🤖 AI Summary
In user-level differentially private stochastic convex optimization (DP-SCO), iterative noise injection leads to noise accumulation and degraded utility. Method: This paper introduces robust statistics—specifically, the median and trimmed mean—into gradient aggregation for the first time, coupled with refined sensitivity analysis and adaptive privacy budget allocation. Contribution/Results: The proposed method achieves optimal privacy–utility trade-offs in linear time complexity $O(n)$. We theoretically establish an $O(1/sqrt{n})$ convergence rate (up to logarithmic factors) under $varepsilon$-differential privacy and prove its tightness via an information-theoretic lower bound. Compared to existing DP-SGD–based approaches, our method significantly reduces gradient estimation variance while simultaneously ensuring strong privacy guarantees and high optimization accuracy.
📝 Abstract
User-level differentially private stochastic convex optimization (DP-SCO) has garnered significant attention due to the paramount importance of safeguarding user privacy in modern large-scale machine learning applications.
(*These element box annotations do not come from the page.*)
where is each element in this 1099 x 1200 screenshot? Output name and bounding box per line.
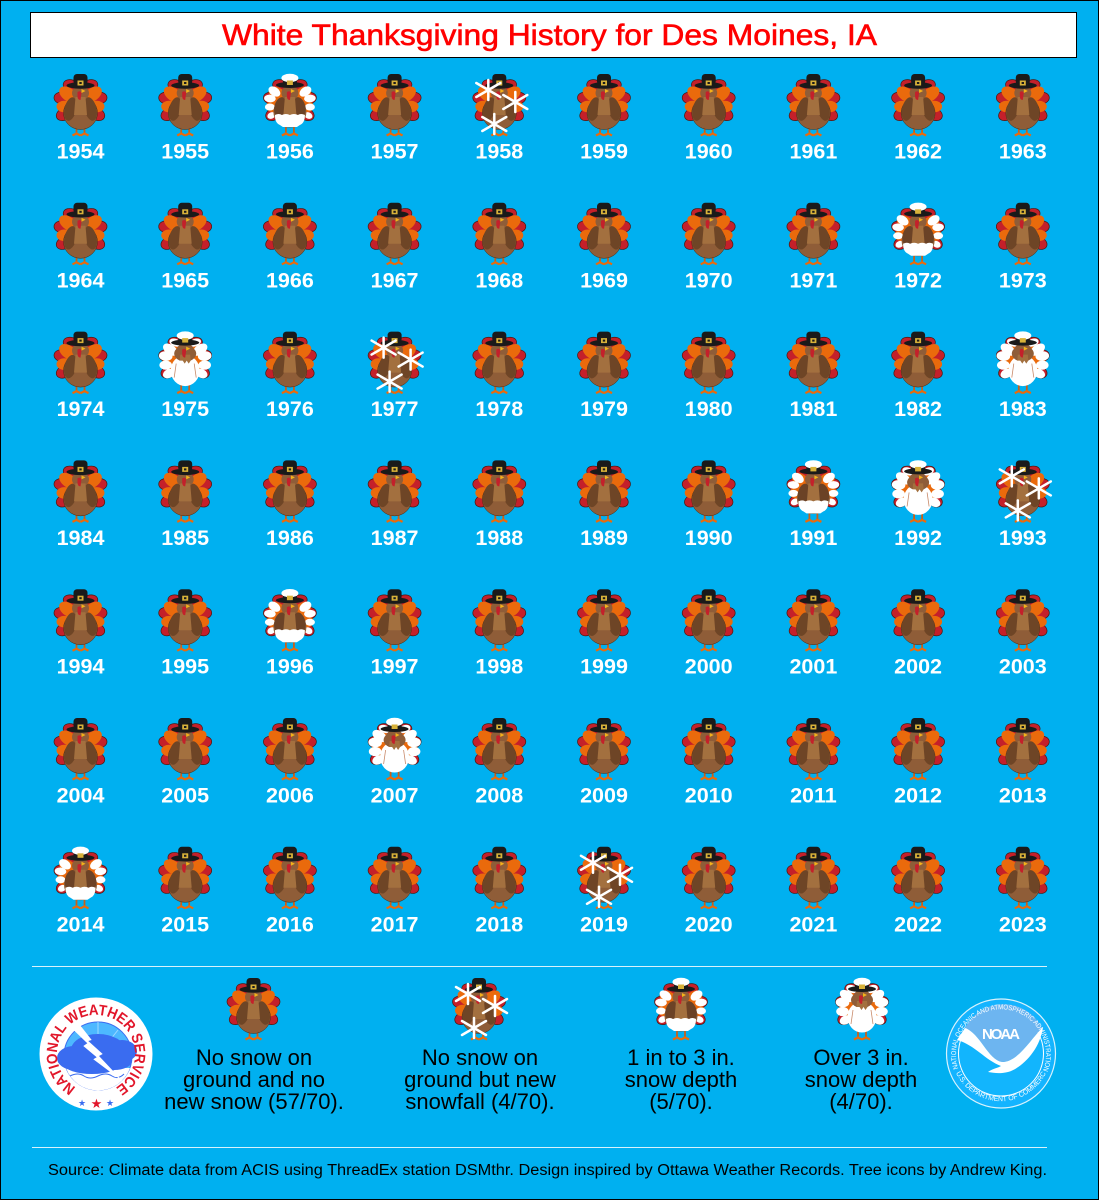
1999 <box>577 589 631 679</box>
1966 <box>263 203 317 292</box>
1962 <box>891 74 945 164</box>
1976: 1976 <box>266 397 314 421</box>
1967 <box>368 203 422 292</box>
1991 <box>786 460 840 550</box>
legend: 1 to 3 inches: 1 in to 3 in. <box>627 1045 735 1070</box>
icon: NWS logo: NATIONAL WEATHER SERVICE <box>46 1004 146 1096</box>
1956 <box>263 74 317 164</box>
1997 <box>368 589 422 679</box>
turkey grid by year <box>54 74 1051 936</box>
2002: 2002 <box>894 655 942 679</box>
1996: 1996 <box>266 655 314 679</box>
1990 <box>682 460 736 550</box>
2019: 2019 <box>580 912 628 936</box>
1963: 1963 <box>999 140 1047 164</box>
legend: over 3 inches: snow depth <box>805 1067 917 1092</box>
1964: 1964 <box>57 268 104 292</box>
1996 <box>263 589 317 679</box>
2021: 2021 <box>789 912 837 936</box>
1966: 1966 <box>266 268 314 292</box>
1968: 1968 <box>475 268 523 292</box>
1995 <box>158 589 212 679</box>
1980: 1980 <box>685 397 733 421</box>
1974 <box>54 332 107 421</box>
1970: 1970 <box>685 268 733 292</box>
1993 <box>996 460 1051 550</box>
1969 <box>577 203 631 292</box>
legend: new snowfall: No snow on <box>422 1045 538 1070</box>
1997: 1997 <box>371 655 419 679</box>
2007: 2007 <box>371 784 419 808</box>
1958: 1958 <box>475 140 523 164</box>
1971 <box>786 203 840 292</box>
1974: 1974 <box>57 397 104 421</box>
2010 <box>682 718 736 808</box>
1999: 1999 <box>580 655 628 679</box>
2011 <box>786 718 840 808</box>
1998 <box>472 589 526 679</box>
2021 <box>786 847 840 936</box>
1957: 1957 <box>371 140 419 164</box>
2003: 2003 <box>999 655 1047 679</box>
2014 <box>54 847 107 936</box>
1956: 1956 <box>266 140 314 164</box>
1955: 1955 <box>161 140 209 164</box>
2016 <box>263 847 317 936</box>
2015 <box>158 847 212 936</box>
1993: 1993 <box>999 526 1047 550</box>
1957 <box>368 74 422 164</box>
1965: 1965 <box>161 268 209 292</box>
1955 <box>158 74 212 164</box>
legend: new snowfall <box>404 978 556 1114</box>
1984: 1984 <box>57 526 104 550</box>
legend: no snow: new snow (57/70). <box>164 1089 344 1114</box>
icon: NOAA logo: NATIONAL OCEANIC AND ATMOSPHERIC ADMINISTRATION <box>951 1004 1051 1072</box>
2009: 2009 <box>580 784 628 808</box>
1981: 1981 <box>789 397 837 421</box>
2000 <box>682 589 736 679</box>
title <box>30 12 1076 58</box>
1961 <box>786 74 840 164</box>
1982: 1982 <box>894 397 942 421</box>
icon: NWS logo: ★ <box>78 1098 86 1108</box>
2016: 2016 <box>266 912 314 936</box>
legend: over 3 inches: (4/70). <box>829 1089 893 1114</box>
1998: 1998 <box>475 655 523 679</box>
2004 <box>54 718 107 808</box>
2010: 2010 <box>685 784 733 808</box>
2023: 2023 <box>999 912 1047 936</box>
legend: new snowfall: snowfall (4/70). <box>405 1089 555 1114</box>
2023 <box>996 847 1050 936</box>
legend: no snow: No snow on <box>196 1045 312 1070</box>
2012 <box>891 718 945 808</box>
1982 <box>891 332 945 421</box>
2008: 2008 <box>475 784 523 808</box>
legend: 1 to 3 inches: snow depth <box>625 1067 737 1092</box>
2005: 2005 <box>161 784 209 808</box>
1977 <box>368 332 423 421</box>
1972: 1972 <box>894 268 942 292</box>
1994: 1994 <box>57 655 104 679</box>
1985: 1985 <box>161 526 209 550</box>
legend: 1 to 3 inches: (5/70). <box>649 1089 713 1114</box>
1970 <box>682 203 736 292</box>
1988: 1988 <box>475 526 523 550</box>
1987 <box>368 460 422 550</box>
2007 <box>368 718 422 808</box>
1959 <box>577 74 631 164</box>
legend: new snowfall: ground but new <box>404 1067 556 1092</box>
1972 <box>891 203 945 292</box>
1986: 1986 <box>266 526 314 550</box>
1978 <box>472 332 526 421</box>
1987: 1987 <box>371 526 419 550</box>
1967: 1967 <box>371 268 419 292</box>
title: White Thanksgiving History for Des Moines, IA <box>222 19 877 52</box>
1968 <box>472 203 526 292</box>
source note: Source: Climate data from ACIS using ThreadEx station DSMthr. Design inspired by Ottawa Weather Records. Tree icons by Andrew King. <box>48 1162 1047 1179</box>
1983 <box>996 331 1050 421</box>
2012: 2012 <box>894 784 942 808</box>
icon: NWS logo: ★ <box>91 1096 102 1111</box>
1960 <box>682 74 736 164</box>
2006: 2006 <box>266 784 314 808</box>
legend: over 3 inches: Over 3 in. <box>813 1045 909 1070</box>
1979: 1979 <box>580 397 628 421</box>
1992 <box>891 460 945 550</box>
1975: 1975 <box>161 397 209 421</box>
2017 <box>368 847 422 936</box>
1954: 1954 <box>57 140 104 164</box>
1973: 1973 <box>999 268 1047 292</box>
1962: 1962 <box>894 140 942 164</box>
icon: NOAA logo: U.S. DEPARTMENT OF COMMERCE <box>956 1071 1046 1102</box>
1976 <box>263 332 317 421</box>
2013 <box>996 718 1050 808</box>
1983: 1983 <box>999 397 1047 421</box>
legend: 1 to 3 inches <box>625 978 737 1114</box>
2002 <box>891 589 945 679</box>
1973 <box>996 203 1050 292</box>
1985 <box>158 460 212 550</box>
icon: NWS logo: ★ <box>106 1098 114 1108</box>
1960: 1960 <box>685 140 733 164</box>
1992: 1992 <box>894 526 942 550</box>
1990: 1990 <box>685 526 733 550</box>
2003 <box>996 589 1050 679</box>
icon: NOAA logo: NOAA <box>982 1026 1020 1043</box>
2009 <box>577 718 631 808</box>
1989: 1989 <box>580 526 628 550</box>
1963 <box>996 74 1050 164</box>
1959: 1959 <box>580 140 628 164</box>
2015: 2015 <box>161 912 209 936</box>
2005 <box>158 718 212 808</box>
1978: 1978 <box>475 397 523 421</box>
2001 <box>786 589 840 679</box>
2020: 2020 <box>685 912 733 936</box>
2000: 2000 <box>685 655 733 679</box>
1991: 1991 <box>789 526 837 550</box>
2014: 2014 <box>57 912 104 936</box>
1989 <box>577 460 631 550</box>
1980 <box>682 332 736 421</box>
1969: 1969 <box>580 268 628 292</box>
1971: 1971 <box>789 268 837 292</box>
2004: 2004 <box>57 784 104 808</box>
legend: no snow <box>164 978 344 1114</box>
2008 <box>472 718 526 808</box>
2018: 2018 <box>475 912 523 936</box>
1981 <box>786 332 840 421</box>
legend <box>164 978 917 1114</box>
1988 <box>472 460 526 550</box>
2022 <box>891 847 945 936</box>
1979 <box>577 332 631 421</box>
1994 <box>54 589 107 679</box>
2018 <box>472 847 526 936</box>
1975 <box>158 331 212 421</box>
2011: 2011 <box>790 784 837 808</box>
1954 <box>54 74 107 164</box>
2013: 2013 <box>999 784 1047 808</box>
1977: 1977 <box>371 397 419 421</box>
2022: 2022 <box>894 912 942 936</box>
1995: 1995 <box>161 655 209 679</box>
1961: 1961 <box>789 140 837 164</box>
1965 <box>158 203 212 292</box>
1958 <box>472 74 527 164</box>
legend: no snow: ground and no <box>183 1067 325 1092</box>
1984 <box>54 460 107 550</box>
2001: 2001 <box>789 655 837 679</box>
1986 <box>263 460 317 550</box>
2019 <box>577 847 632 936</box>
legend: over 3 inches <box>805 978 917 1114</box>
1964 <box>54 203 107 292</box>
2020 <box>682 847 736 936</box>
2017: 2017 <box>371 912 419 936</box>
2006 <box>263 718 317 808</box>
Current methods, such as those based on differentially private stochastic gradient descent (DP-SGD), often struggle with high noise accumulation and suboptimal utility due to the need to privatize every intermediate iterate. In this work, we introduce a novel linear-time algorithm that leverages robust statistics, specifically the median and trimmed mean, to overcome these challenges. Our approach uniquely bounds the sensitivity of all intermediate iterates of SGD with gradient estimation based on robust statistics, thereby significantly reducing the gradient estimation noise for privacy purposes and enhancing the privacy-utility trade-off. By sidestepping the repeated privatization required by previous methods, our algorithm not only achieves an improved theoretical privacy-utility trade-off but also maintains computational efficiency. We complement our algorithm with an information-theoretic lower bound, showing that our upper bound is optimal up to logarithmic factors and the dependence on $epsilon$. This work sets the stage for more robust and efficient privacy-preserving techniques in machine learning, with implications for future research and application in the field.